Walking to a Better Future: Survivance in “Pedagogy”

Throughout the years, indigenous and queer people have had to try and survive both in terms of actually living and in terms of representation in a world that does not want them. In Qwo-Li Driskill’s poem “Pedagogy” this sense of survival and trying to move forward is evident in the language used, specifically in the opening of the poem. Driskill opens with two quotes whose central theme is walking, one by Deborah Miranda, an Ohlone-Costanoan Esselen poet, and the other by Chrystos, a Menominee and two-spirit poet. These two quotes are connected through their common theme of walking.

“… I am still learning how to

walk in this world

without getting caught.”

Chrystos’ quote uses walking as how we move through our everyday lives. Specifically, this quote can be representative of what it means to be Indigenous, queer, or any other minority in a society where minorities are not always accepted. They’ve had to hid parts of who they are and learn how to get through live “without getting caught” or face sometimes deadly consequences. It is about survival and getting to the point where they no longer have to hid their full identity.

“We walk

alongside power, or

through it—carrying

our illnesses, fearing all

giving has gone to

grave.”

Miranda begin her passage with the image of walking next to or through power. Walking implies moving forward and leaving the past behind to start fresh. By being beside power, it could mean that they, whoever “we” refers to, is getting closer to being equal to those with power. But what is interesting about this is that the second part of the quote brings in the image of “carrying our illnesses” that part of the past cannot be left behind and travels with individuals even as they move forward. Indigenous and queer people carry with them a long and painful history. They’ve had to carry that burden to get them to a place of power today, however I would not say that they hold equal power yet. They have sacrificed so much, so there is that underlying fear that “all giving has gone to the grave,” that all the sacrifices have led to very little improvement. But That fear has not stopped the walking, as shown by the present tense of the word, meaning that they are still there, not just as an image of survival but survivance.

Driskill chose to begin their poem, not with their own words but with the words of two Indigenous and two spirit activists and poets. Both speak of walk as how people move through life and toward the future. By beginning with these quotes before then leading into a poem that focuses on survival, Driskill is able to show two different perspectives on the future. One looks to merely surviving by hiding. The other acknowledges the difficult past but looks to not just survival but survivance, where the group is thriving.

2 thoughts on “Walking to a Better Future: Survivance in “Pedagogy””

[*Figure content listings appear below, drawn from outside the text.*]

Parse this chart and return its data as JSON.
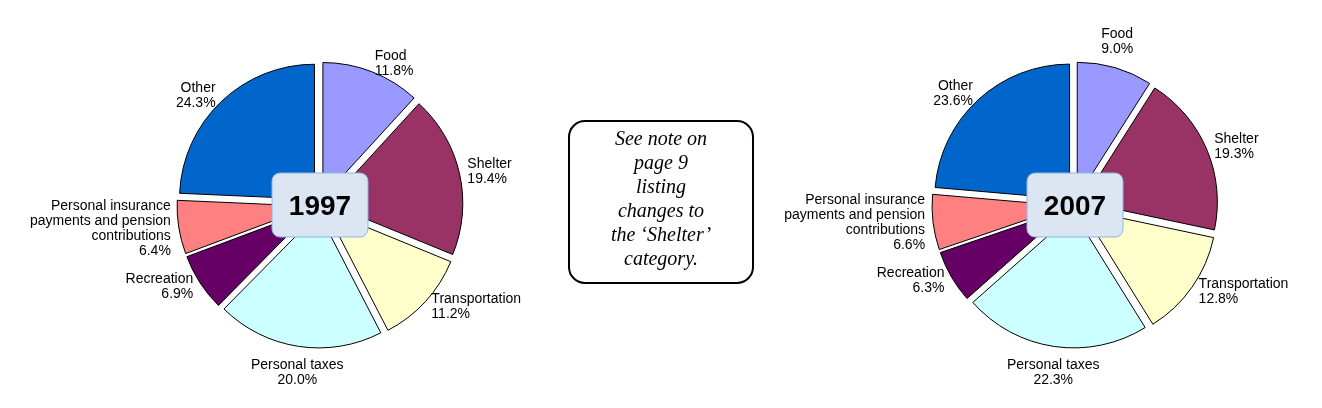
{
  "chart_data": [
    {
      "type": "pie",
      "title": "1997",
      "categories": [
        "Food",
        "Shelter",
        "Transportation",
        "Personal taxes",
        "Recreation",
        "Personal insurance payments and pension contributions",
        "Other"
      ],
      "values": [
        11.8,
        19.4,
        11.2,
        20.0,
        6.9,
        6.4,
        24.3
      ],
      "value_labels": [
        "11.8%",
        "19.4%",
        "11.2%",
        "20.0%",
        "6.9%",
        "6.4%",
        "24.3%"
      ],
      "colors": [
        "#9999ff",
        "#993366",
        "#ffffcc",
        "#ccffff",
        "#660066",
        "#ff8080",
        "#0066cc"
      ]
    },
    {
      "type": "other",
      "annotations": [
        "See note on page 9 listing changes to the ‘Shelter’ category."
      ]
    },
    {
      "type": "pie",
      "title": "2007",
      "categories": [
        "Food",
        "Shelter",
        "Transportation",
        "Personal taxes",
        "Recreation",
        "Personal insurance payments and pension contributions",
        "Other"
      ],
      "values": [
        9.0,
        19.3,
        12.8,
        22.3,
        6.3,
        6.6,
        23.6
      ],
      "value_labels": [
        "9.0%",
        "19.3%",
        "12.8%",
        "22.3%",
        "6.3%",
        "6.6%",
        "23.6%"
      ],
      "colors": [
        "#9999ff",
        "#993366",
        "#ffffcc",
        "#ccffff",
        "#660066",
        "#ff8080",
        "#0066cc"
      ]
    }
  ]
}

  1. Hi! First of all, I found your interpretation of Qwo-Li Driskill’s poem “Pedagogy” to be incredibly insightful. Although I didn’t write about this poem, and instead focused on a specific stanza in Walt Whitman’s Song of Myself, I found several connections in how the stanza I analyzed relates to your analysis. I wrote about the stanza in Song of Myself that says, “I merely stir, press, feel with my fingers, and am happy,/To touch my person to some one else’s is about as much as I can stand” and interpreted these words as Whitman’s ode to the joy of purely existing in the body and the world. I found this stanza to relate to your study of Pedagogy because of the shared theme both share of showing existence through a daily, monotonous task such as walking or, in my stanza, waking up. Although both poets experienced very different lives, there is a shared focus on moving through existences, and the joys and challenges of moving through life. They both also share a focus of looking towards the future and finding the happiness and hope that is to come. The themes of privilege and thriving seem to be apparent in both poems, as both play with how privilege is inherently existent in existence but also with how privilege is not universal and that it is important to recognize that surviving and thriving is not the same and, thus, do not quantify equally on the ‘scale’ of privilege.

  2. Your assertion of the two perspectives Driskoll includes in their poem is really interesting. Survivance is something that reflected in many of Driskoll’s poems. This concept rejects narratives of solely victimization and draws on resilience in art and life. While survivance is a unique term to Native Americans, the ideologies of resistance that appear in Exile and Pride share some similar elements. Clare rejects the portrayal of disabled people as victims without their own agency, as well as the portrayal of disabled people who “overcome” the hardships of their impairment being touted as inspirational outliers. Instead, Clare acknowledges the ability of disabled individuals to navigate a world geared toward the able-bodied and calls for the integration of disability politics in other political movements of resistance.